Joe Tsai took over as chairman at Cainiao after Alibaba split its operations into six major business groups. Photo: Handout
Joe Tsai took over as chairman at Cainiao after Alibaba split its operations into six major business groups in the March restructuring plan. Tsai is also chairman of South China Morning Post Publishers, which is also owned by Alibaba.

Cainiao is playing a key role in helping Alibaba’s international expansion as it battles with rivals Temu and Shein for overseas consumers. Alibaba expanded its “five-day delivery” service to the US last week, allowing customers to receive packages in that amount of time if they place an order in the US on AliExpress, Alibaba’s e-commerce platform.

The five-day global delivery service was launched jointly last year by Cainiao and AliExpress, and the coverage has since been expanded to cover Germany, France, Portugal, Saudi Arabia and Mexico.

Analysts said the move would provide Alibaba with synergy between its logistics and e-commerce businesses, the latter being the bread and butter of the company.

“Cainiao has never been independent from Alibaba’s e-commerce business … so it will just be easier for business synergy [between the two] in terms of operations and corporate governance,” Zhao Xiaomin, chief executive of Guoshuo Capital and an expert in the logistics industry, said. “It is very natural for Cainiao to get back to its ‘original appearance’ under Alibaba.”

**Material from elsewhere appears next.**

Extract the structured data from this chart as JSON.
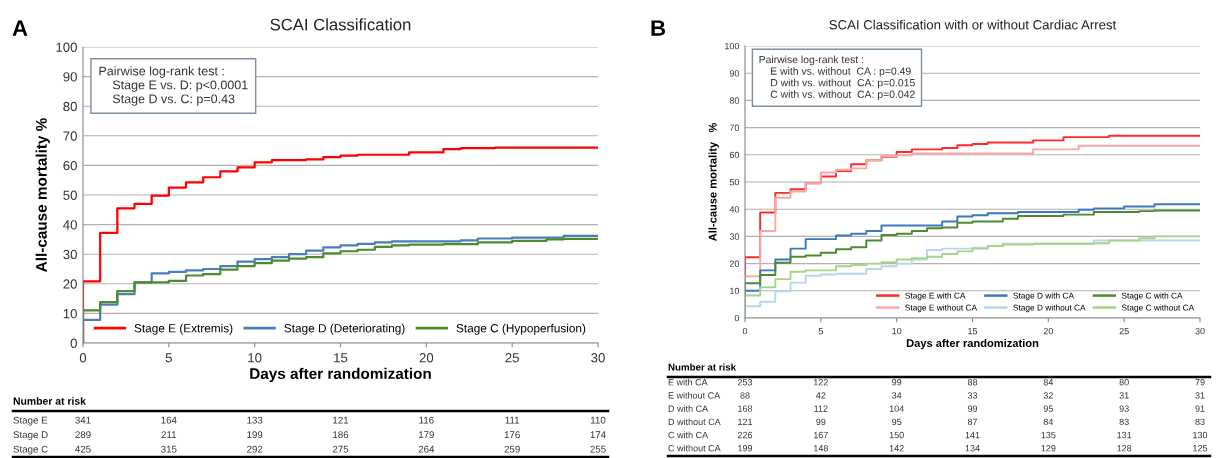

A man walks past Alibaba’s logo at its office building in Beijing, August 9, 2021. Photo: Reuters

Li Chengdong, head of internet industry think tank Dolphin, agreed that Cainiao’s integration into Alibaba’s ecosystem can create “more synergy” to help its core e-commerce business.

Li said the weak Hong Kong market could have played a role in Alibaba’s decision to withdraw the IPO plan, as the current stock market conditions in the city are not friendly for Cainiao.

At a conference call in February, Tsai said Alibaba was not in a hurry to list Cainiao or its grocery chain Freshippo because market conditions were “just not in a state where we believe we can really truly reflect the true intrinsic value” of the businesses. Alibaba had put its IPO plan for Freshippo on ice amid market weakness in Hong Kong.